Integral Approximation

When computing an integral analytically is difficult, as is the case with the length of an ellipse, integral approximation becomes essential. Numerical integration methods make it feasible to handle such problems, providing useful estimations even if they cannot offer exact results right away. - **Purpose:** Approximating an integral essentially means summing up variously small areas to gain insight into the total area under a complex curve, giving an approximate total.- **Relevance to Ellipses:** For an ellipse, \(\int_{0}^{2\pi} \sqrt{a^{2} \cos ^{2} t+b^{2} \sin ^{2} t} \ dt\) cannot be easily integrated using basic calculus techniques.
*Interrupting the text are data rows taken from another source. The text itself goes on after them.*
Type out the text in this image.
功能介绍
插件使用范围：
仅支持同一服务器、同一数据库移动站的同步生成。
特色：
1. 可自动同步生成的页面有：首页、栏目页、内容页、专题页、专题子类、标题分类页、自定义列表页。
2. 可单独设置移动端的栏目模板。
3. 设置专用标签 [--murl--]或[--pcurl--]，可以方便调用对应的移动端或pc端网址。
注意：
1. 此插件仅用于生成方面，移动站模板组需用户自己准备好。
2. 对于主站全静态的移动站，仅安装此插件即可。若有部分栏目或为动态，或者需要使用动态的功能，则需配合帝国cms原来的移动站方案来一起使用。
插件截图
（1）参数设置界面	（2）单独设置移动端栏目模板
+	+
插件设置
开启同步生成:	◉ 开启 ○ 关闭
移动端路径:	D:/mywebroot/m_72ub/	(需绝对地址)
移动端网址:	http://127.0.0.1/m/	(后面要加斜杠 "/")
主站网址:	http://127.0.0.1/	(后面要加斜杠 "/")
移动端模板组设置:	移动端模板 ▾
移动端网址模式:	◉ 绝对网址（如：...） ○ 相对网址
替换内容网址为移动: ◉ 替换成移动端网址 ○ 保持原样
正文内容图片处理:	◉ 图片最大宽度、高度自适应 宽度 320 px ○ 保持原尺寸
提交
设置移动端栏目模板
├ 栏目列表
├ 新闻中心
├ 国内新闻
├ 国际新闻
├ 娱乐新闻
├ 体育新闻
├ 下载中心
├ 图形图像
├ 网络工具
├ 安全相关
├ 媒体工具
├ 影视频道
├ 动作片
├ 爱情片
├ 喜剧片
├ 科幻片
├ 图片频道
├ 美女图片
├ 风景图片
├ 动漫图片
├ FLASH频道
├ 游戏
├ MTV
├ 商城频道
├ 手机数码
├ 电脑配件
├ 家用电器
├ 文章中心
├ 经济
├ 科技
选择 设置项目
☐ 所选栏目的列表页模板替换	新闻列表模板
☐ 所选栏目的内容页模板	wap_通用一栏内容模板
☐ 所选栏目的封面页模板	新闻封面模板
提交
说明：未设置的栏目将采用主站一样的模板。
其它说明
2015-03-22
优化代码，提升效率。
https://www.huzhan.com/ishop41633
Thus, employing numerical methods allows one to estimate this challenging integral with reasonable accuracy.- **Refinement:** With methods like the trapezoidal rule, increasing the number \( n \), i.e., the division points, improves the approximation. Higher values of \( n \) lead to calculations that closer approximate the true value because each interval approximation reflects the curve more accurately. By choosing larger values of \( n \), a user can observe a gradual convergence toward the ellipse's true length, promoting deeper understanding of integral approximation and its practical uses.